The small operations that started making Hannah’s collars in Troy soon grew into large industrial operations as Troy became the center of the collar-making industry in the United States. This industry provided employment for thousands of working women, most of whom were Irish. To its residents, Troy was and still is called, “ Collar City.”
Collar women labored for long hours under trying conditions. Collar sewers—banders, runners, and turners—stitched collars by hand or machine, working at home or in factories. After the collars were made, they next passed into the hands of laundresses.
Laundresses—washers, starchers, and ironers—prepared newly manufactured collars for sale to retailers. They toiled in independently owned laundries or in the laundering departments of large collar factories. Laundresses’ working conditions were especially harsh. Washers worked with boiling water, while starchers had to contend with caustic starches and potentially dangerous detergents, and ironers handled hot, heavy irons.

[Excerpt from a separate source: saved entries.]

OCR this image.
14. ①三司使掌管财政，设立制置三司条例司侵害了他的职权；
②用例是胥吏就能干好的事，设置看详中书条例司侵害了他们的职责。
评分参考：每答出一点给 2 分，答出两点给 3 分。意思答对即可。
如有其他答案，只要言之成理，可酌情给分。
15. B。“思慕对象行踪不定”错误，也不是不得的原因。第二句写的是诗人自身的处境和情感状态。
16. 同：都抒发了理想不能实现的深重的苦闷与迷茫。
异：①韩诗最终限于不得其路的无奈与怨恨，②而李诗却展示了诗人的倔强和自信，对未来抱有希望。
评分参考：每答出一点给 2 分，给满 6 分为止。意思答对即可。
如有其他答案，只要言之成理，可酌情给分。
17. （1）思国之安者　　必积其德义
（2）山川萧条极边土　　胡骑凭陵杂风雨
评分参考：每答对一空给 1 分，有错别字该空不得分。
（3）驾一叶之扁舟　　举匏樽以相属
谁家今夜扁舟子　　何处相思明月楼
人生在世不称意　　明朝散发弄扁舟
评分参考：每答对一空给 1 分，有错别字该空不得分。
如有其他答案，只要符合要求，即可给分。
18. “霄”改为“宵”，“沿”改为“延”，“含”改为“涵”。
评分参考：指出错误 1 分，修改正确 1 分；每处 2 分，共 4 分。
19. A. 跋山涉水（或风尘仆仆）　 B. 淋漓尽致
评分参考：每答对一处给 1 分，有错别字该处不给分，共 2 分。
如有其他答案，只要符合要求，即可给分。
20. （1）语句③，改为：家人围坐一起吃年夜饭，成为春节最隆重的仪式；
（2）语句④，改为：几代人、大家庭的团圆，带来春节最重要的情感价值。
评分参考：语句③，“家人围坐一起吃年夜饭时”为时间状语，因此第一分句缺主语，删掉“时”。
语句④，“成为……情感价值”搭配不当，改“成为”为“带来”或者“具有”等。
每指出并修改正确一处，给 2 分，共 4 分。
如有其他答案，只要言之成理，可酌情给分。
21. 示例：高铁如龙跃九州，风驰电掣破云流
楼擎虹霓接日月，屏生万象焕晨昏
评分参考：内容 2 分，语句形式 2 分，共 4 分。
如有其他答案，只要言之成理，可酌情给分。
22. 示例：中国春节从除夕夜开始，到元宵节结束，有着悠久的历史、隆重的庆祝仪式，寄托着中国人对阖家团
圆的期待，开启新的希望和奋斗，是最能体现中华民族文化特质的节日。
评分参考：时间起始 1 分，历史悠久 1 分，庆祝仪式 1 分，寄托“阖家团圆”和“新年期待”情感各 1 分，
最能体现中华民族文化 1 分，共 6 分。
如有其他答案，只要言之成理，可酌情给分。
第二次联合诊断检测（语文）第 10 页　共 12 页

By the 1860’s about 3700 women worked in collar factories and shops and hundreds, perhaps thousands, stitched collars in homes in Troy and the surrounding communities. The women often left school at sixteen to go to work. By the 1880s collar factories employed over 8,000 workers and thousands of home workers.
My grandmother, Margaret Reardon, was a collar worker until she married and began her family. And her husband Edward Duffy’s three sisters, Margaret, Kate and Mary, were listed as collar shop workers in the 1900 census. It was fortunate that an industry that employed so many women was located in close proximity to the iron mills of Troy.
Source on collar workers was
Working Women of Collar City, Gender, Class and Community in Troy, 1864-86
by Carole Turbin. University of Illinois Press. 1992.